One way to minimise how confusing package conflicts can be is to always load packages in a consistent order. I strongly recommend loading packages in alphabetical order, then loading the tidyverse package last.

Package conflicts

If you load two packages in R that both contain a function with the same name, which function will R use by default?

12.6 In summary

In this chapter we have learned to tidy messy data to make it easier to work with. In real-world data analysis (not just crime mapping), you will often have to deal with data that is messy in different ways. Fortunately, you can use R to fix all of these problems in a way that minimises the risk that you might introduce mistakes when you clean the data.

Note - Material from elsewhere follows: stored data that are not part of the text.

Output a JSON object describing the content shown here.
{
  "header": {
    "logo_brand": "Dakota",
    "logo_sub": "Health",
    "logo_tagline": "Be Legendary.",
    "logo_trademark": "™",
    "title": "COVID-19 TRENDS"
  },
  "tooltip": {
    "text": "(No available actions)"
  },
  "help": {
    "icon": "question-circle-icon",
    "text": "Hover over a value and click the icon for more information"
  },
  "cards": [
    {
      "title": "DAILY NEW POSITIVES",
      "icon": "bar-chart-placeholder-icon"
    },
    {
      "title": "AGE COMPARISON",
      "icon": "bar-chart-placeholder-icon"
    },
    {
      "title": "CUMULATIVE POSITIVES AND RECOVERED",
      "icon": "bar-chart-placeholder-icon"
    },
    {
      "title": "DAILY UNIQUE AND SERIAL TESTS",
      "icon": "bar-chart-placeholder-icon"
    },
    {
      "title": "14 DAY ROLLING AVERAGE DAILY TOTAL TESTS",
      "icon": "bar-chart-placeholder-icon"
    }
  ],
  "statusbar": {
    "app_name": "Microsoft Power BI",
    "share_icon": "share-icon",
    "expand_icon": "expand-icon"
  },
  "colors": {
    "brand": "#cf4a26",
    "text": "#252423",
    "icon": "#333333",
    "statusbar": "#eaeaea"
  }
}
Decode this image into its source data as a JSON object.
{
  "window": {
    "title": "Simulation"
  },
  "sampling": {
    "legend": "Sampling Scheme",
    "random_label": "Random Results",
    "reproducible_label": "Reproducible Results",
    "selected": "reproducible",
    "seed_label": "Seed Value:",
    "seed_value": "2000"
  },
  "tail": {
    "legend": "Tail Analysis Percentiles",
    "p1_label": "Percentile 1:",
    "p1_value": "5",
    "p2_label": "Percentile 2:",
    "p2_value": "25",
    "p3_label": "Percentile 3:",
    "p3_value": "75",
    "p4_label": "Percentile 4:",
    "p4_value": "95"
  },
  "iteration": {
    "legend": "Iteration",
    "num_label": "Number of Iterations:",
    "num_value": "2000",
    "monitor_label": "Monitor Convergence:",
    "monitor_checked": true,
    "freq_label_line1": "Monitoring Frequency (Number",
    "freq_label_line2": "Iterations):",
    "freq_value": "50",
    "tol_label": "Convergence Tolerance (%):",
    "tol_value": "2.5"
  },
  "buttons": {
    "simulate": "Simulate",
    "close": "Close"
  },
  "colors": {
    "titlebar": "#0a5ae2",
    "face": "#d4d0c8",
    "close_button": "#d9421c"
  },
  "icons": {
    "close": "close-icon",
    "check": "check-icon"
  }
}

Check your knowledge: Revision questions

Answer these questions to check you have understood the main points covered in this chapter. Write between 50 and 100 words to answer each question.

  1. Why is tidy data important in crime mapping and data analysis? Explain the key principles of tidy data and discuss how its structure makes data analysis more efficient.
  2. What are the differences between long and wide data formats?
  3. Describe how multiple variables stored in a single column can be separated into distinct columns, and what issues might arise in doing this.
  4. Why do missing values in a dataset cause problems, and how can they be handled in R?
  5. What are function name conflicts in R, and how can they be resolved?

Cartoon saying make friends with tidy data!